A major technical breakthrough of my lab was the ability to engineer “click”able functionalities into any protein in vitro and in vivo. This genetic code expansion (GCE) approach has the potential to become a true GFP (fusion protein) surrogate strategy, with the major advantages being that superior synthetic dyes can be coupled with residue-specific precision anywhere in a protein. This opens up new avenues in single-molecule fluorescence and super-resolution microscopy. More recently, we have been able to merge our understanding of protein disorder and synthetic biology into the design of new membraneless organelles dedicated to protein engineering in situ (Figure 1). These custom organelles do not just execute a distinct second genetic code inside the cells; their bottom-up design also enables us to learn how phase separation can be used to generate new functions in eukaryotes. Our findings also have wide implications for understanding gene regulatory and stress-based mechanisms carried out by distinct, naturally occurring organelles that play vital roles in regular cell function, as well as in ageing mechanisms.

These precision tools enable us to make even the most complex molecular machinery visible to our core methodologies, which are based on time-resolved multiparameter and nanoscopy tools. This allows innovative approaches to study the heterogeneity of IDPs. We discovered a distinct ultrafast protein-protein interaction mechanism that can explain how nuclear pore complexes (NPCs) efficiently fulfil their central role in cellular logistics, and how nuclear transport can be both fast and selective at the same time. We also used microfluidics to show how the permeability barrier of the nuclear envelope could be formed by liquid-liquid phase separation of a single disordered protein species. These findings provide a leap forward in our understanding of how IDPs maintain different functionalities through conformational changes, despite the normal requirement for rigid molecular specificity.

Future directions

IDPs lack a stable structure and can easily misfold to the amyloid state and aggregate, leading to their prominent role in many ageing-related diseases.
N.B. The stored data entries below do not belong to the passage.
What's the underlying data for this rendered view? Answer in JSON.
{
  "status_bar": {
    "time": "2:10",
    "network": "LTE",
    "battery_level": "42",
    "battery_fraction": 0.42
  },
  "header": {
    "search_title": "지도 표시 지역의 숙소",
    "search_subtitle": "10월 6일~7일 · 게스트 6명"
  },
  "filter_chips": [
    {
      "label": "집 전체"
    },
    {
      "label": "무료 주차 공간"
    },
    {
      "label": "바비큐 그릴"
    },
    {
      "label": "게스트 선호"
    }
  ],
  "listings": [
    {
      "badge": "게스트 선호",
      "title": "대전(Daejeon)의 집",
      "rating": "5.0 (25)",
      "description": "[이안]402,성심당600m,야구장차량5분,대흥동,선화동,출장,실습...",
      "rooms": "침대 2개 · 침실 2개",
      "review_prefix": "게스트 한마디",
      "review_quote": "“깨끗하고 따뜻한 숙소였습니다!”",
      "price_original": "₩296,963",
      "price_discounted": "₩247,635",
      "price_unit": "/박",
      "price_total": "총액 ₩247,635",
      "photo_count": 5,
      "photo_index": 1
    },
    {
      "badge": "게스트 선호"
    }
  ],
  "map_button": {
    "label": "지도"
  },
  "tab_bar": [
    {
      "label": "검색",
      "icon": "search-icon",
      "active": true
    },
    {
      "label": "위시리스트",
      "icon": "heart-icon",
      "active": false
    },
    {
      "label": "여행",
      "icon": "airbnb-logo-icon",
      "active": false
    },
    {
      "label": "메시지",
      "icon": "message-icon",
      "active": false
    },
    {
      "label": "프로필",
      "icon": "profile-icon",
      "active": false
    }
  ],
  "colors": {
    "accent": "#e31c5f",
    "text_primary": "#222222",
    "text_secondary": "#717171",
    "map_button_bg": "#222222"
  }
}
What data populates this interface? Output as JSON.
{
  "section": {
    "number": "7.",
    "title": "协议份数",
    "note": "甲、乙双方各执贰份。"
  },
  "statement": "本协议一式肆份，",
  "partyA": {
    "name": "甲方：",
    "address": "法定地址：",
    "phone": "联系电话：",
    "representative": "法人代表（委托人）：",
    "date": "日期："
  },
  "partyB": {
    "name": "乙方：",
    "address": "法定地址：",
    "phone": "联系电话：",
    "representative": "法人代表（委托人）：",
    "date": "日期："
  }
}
This intrinsic risk must be outweighed by multiple advantages to explain their enrichment in evolution of more complex species, but we are only at the beginning of understanding this. IDPs are highly multifunctional, and due to their multivalency and large, disordered regions they can function as dynamic scaffold platforms. We combine chemical and synthetic biology approaches to enable non-invasive, multi-colour high- and super-resolution studies of activity-dependent protein conformation changes in living cells, enabling fluorescence-driven in situ structural biology. The key point is that the enhanced spatial and temporal resolution offered by our fluorescent methods will enable us to detect rare events and unexpected behaviours inside cells. We use this to identify and understand IDP multifunctionalities that are clearly distinguishable from their normal mode of action. For example, nucleoporins (Nups) normally function in the nuclear pore complex (NPC), but in fact many IDP-Nups have diverse roles, such as in pathogen-host interactions, and can even shuttle away from the NPC to function in gene regulatory processes. Fusions of Nup98 with transcription factors, for example, are known to be linked to leukaemia.

Our work is accompanied by rigorous analysis of the physicochemical properties of IDPs and examines to what extent simple, known polymer concepts such as phase separation can be used to describe the function of IDP biopolymers in vivo. Vice versa, we are particularly interested in how disordered proteins play key roles in gene regulation and cellular ageing.